According to the governor Carney, “We took these steps because the economic outlook has changed markedly, Indicators have all fallen sharply, in most cases to levels last seen in the financial crisis, and in some cases to all-time lows.” On the topic of negative interest rates, he said. “I’m not a fan of negative interest rates,” noting that they had produced “negative consequences” elsewhere.
As mentioned above, growth forecast for next year were cut to 0.8% from 2.3% and lowered its 2018 prediction to 1.8% from 2.3%. According to the BoE report, “recent surveys of business activity, confidence and optimism suggest that the UK is likely to see little growth in GDP in the second half of this year.” This year’s growth forecast was left unchanged at 2%. For the current quarter, the BOE predicts an expansion of just 0.1%.
The RBA lowers cash rate to all-time low
The Reserve Bank of Australia lowered the cash rate to an all-time low by 25 basis points to 1.5% as expected by most market participants.
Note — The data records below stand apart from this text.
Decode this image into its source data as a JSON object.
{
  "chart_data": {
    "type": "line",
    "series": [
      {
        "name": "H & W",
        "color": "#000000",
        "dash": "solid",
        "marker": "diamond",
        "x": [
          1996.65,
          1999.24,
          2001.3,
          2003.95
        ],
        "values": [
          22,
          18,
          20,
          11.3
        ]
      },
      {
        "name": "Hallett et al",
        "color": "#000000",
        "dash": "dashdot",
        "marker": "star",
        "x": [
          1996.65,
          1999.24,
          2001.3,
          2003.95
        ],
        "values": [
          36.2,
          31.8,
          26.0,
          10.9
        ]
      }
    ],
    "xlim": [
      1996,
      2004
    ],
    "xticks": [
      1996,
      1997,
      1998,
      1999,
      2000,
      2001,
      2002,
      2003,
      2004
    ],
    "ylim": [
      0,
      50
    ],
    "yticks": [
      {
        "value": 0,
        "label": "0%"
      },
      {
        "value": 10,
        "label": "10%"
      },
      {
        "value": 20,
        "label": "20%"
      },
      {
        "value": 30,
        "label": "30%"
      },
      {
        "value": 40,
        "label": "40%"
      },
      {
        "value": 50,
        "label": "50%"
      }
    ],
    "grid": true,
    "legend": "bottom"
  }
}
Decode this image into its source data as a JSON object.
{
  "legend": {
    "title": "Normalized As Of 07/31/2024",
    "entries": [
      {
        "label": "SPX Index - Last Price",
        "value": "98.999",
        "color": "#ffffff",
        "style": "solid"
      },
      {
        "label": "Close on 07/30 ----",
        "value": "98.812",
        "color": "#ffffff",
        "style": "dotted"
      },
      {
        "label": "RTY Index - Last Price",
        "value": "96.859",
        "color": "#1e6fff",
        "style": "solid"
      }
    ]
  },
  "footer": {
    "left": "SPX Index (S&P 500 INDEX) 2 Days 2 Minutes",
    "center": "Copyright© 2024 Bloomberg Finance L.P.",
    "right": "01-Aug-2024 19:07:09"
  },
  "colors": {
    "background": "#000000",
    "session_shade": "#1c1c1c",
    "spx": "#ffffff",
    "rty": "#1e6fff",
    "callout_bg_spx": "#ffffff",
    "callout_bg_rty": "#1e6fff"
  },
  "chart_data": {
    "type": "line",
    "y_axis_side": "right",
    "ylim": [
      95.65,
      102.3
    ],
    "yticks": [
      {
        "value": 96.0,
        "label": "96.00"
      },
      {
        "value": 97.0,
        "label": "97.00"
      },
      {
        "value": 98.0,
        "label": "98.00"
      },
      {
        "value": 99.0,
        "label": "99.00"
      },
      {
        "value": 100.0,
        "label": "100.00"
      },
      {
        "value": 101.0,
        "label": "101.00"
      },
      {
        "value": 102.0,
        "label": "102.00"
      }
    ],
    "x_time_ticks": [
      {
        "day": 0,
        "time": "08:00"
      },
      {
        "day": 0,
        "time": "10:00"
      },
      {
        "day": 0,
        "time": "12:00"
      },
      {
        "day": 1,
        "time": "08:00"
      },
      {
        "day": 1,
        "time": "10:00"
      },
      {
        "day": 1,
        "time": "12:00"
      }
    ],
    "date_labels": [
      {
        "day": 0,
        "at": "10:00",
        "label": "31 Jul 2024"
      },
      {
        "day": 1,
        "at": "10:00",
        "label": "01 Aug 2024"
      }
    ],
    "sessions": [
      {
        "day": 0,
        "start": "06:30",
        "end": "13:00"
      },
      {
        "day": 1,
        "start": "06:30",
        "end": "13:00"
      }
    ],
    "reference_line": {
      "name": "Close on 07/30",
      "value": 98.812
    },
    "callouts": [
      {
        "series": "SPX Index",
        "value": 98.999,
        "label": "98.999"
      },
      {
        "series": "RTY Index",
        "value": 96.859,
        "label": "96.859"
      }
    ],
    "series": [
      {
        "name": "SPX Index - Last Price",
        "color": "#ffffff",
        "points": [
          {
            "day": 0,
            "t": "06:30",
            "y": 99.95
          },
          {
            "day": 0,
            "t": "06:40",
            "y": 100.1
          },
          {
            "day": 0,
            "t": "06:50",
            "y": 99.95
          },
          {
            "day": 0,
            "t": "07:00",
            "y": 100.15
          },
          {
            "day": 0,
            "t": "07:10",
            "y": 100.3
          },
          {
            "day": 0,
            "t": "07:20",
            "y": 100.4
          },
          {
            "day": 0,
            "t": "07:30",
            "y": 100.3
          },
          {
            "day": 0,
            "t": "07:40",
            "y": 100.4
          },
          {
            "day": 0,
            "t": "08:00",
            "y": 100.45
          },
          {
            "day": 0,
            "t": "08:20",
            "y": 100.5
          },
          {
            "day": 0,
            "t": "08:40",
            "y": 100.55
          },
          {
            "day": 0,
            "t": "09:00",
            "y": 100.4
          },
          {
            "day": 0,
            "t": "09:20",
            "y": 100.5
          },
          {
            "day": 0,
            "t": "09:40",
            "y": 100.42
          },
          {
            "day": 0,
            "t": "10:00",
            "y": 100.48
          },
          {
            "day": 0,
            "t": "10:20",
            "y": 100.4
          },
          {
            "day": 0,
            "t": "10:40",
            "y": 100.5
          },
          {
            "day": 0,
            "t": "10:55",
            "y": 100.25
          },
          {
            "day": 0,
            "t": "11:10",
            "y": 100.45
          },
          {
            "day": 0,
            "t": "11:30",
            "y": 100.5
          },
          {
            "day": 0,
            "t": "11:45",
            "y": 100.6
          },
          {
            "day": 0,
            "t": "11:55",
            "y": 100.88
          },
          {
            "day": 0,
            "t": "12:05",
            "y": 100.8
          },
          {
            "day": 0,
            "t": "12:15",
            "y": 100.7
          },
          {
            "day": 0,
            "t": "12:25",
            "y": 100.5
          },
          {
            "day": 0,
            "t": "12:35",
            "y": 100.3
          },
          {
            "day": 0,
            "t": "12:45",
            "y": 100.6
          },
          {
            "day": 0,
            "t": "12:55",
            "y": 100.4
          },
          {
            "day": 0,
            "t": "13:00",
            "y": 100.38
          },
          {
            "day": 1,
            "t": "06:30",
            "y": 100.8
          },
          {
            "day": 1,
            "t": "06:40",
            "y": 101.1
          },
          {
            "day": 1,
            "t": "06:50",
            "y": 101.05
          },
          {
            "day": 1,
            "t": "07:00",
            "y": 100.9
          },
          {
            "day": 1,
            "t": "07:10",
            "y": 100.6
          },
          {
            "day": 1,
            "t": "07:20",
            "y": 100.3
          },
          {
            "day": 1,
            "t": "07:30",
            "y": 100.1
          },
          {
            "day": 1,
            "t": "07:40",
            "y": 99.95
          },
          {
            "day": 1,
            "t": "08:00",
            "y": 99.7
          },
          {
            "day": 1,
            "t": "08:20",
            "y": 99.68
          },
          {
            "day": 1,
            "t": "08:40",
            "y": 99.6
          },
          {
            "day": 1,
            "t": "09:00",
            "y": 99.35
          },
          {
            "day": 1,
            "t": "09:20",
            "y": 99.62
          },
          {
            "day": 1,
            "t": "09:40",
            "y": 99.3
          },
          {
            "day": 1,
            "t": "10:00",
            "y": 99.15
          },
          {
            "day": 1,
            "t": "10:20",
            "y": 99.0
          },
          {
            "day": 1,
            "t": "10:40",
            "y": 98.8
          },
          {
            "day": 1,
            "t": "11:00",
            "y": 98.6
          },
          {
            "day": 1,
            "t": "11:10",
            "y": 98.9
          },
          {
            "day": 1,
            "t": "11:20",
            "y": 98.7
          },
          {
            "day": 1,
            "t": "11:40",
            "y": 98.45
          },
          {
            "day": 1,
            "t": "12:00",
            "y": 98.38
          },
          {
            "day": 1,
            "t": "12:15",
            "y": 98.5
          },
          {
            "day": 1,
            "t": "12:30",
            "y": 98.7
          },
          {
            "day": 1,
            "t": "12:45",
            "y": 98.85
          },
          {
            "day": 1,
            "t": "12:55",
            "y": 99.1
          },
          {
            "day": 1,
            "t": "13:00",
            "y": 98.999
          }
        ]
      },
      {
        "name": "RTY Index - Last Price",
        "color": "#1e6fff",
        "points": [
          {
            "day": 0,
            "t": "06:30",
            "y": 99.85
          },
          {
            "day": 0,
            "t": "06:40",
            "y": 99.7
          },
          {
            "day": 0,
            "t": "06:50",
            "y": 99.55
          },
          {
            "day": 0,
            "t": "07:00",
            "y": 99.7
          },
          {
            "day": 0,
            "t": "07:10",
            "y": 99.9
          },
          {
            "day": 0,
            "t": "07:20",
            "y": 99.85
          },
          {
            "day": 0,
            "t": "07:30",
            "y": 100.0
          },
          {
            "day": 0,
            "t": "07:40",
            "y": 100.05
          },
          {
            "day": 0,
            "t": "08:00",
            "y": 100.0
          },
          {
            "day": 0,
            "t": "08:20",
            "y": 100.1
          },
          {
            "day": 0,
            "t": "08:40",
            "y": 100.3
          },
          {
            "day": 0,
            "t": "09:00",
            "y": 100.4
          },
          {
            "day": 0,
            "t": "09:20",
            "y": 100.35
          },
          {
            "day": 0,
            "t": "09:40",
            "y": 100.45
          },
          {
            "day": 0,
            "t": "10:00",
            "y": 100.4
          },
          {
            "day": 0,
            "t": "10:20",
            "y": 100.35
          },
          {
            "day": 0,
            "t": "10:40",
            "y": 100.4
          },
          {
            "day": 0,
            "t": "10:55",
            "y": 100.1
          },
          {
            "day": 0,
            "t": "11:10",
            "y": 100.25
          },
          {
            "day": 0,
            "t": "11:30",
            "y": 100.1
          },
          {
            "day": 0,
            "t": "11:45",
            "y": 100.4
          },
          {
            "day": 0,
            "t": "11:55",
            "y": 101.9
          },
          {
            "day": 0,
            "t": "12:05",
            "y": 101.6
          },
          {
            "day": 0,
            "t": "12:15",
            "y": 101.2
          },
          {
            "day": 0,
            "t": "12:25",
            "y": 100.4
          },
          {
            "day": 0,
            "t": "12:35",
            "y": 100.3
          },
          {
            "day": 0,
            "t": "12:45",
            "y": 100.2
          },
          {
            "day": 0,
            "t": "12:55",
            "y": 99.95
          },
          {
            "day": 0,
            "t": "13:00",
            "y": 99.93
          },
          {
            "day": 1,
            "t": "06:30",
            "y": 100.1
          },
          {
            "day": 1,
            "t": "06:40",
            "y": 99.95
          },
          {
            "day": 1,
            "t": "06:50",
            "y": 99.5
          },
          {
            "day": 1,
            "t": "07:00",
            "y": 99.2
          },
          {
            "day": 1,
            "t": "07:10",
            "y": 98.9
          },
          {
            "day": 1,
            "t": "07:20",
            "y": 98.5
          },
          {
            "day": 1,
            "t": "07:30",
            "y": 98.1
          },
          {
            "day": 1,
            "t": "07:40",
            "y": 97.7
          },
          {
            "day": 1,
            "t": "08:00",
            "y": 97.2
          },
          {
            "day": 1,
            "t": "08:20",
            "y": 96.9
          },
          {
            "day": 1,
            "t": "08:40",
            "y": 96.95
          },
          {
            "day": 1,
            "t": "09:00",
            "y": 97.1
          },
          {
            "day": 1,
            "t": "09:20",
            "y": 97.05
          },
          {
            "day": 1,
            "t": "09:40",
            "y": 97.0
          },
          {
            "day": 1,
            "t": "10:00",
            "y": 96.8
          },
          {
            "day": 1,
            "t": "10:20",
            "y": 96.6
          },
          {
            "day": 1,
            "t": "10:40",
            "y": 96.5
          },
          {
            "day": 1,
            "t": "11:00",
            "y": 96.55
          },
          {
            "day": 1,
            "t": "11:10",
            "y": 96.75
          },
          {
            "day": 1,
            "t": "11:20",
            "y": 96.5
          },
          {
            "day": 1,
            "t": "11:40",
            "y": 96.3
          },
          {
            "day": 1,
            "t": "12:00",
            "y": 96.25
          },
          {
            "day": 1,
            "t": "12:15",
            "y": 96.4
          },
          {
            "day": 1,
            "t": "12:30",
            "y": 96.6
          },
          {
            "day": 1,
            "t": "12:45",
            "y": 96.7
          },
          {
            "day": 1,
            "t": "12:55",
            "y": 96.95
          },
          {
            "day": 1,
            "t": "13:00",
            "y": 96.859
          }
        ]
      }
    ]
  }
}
This is the second easing this year as it seeks to defend the economy from deflation and restrain a currency that’s too strong. The RBA maintained that the economy continues to grow “at a lower than average pace”. And, “recent data confirm that inflation remains quite low”.
In its quarterly statement, the RBA predicted annual growth of 2.5 to 3.5% through December, accelerating to around 3 to 4% in 2018. Core inflation was expected to remain below the 2% for most of the forecast period through 2018. While the RBA forecasts the currency to remain at current levels, “it represents a significant source of uncertainty” given its potential to react to changed growth outlooks, commodity prices and policy decisions at home or abroad. China, also “remains an important source of uncertainty” from a possible slowdown in the property market to how authorities balance supporting growth while enacting disruptive reforms.
Chinese manufacturing activity grew for the first time in seventeen months in July as output and new orders increased. Output hit a two-year high and new orders expanded at the fastest pace in seventeen months due to a stronger domestic demand. The Caixin China General Manufacturing PMI came in at 50.6 for July, up significantly by 2.0 points from the reading in June, marking the first expansion since February 2015. The sub-indexes of output, new orders and inventory all surged past the neutral 50-point level that separates growth from decline. This indicates that the Chinese economy has begun to show signs of stabilizing due to the gradual implementation of active fiscal policy.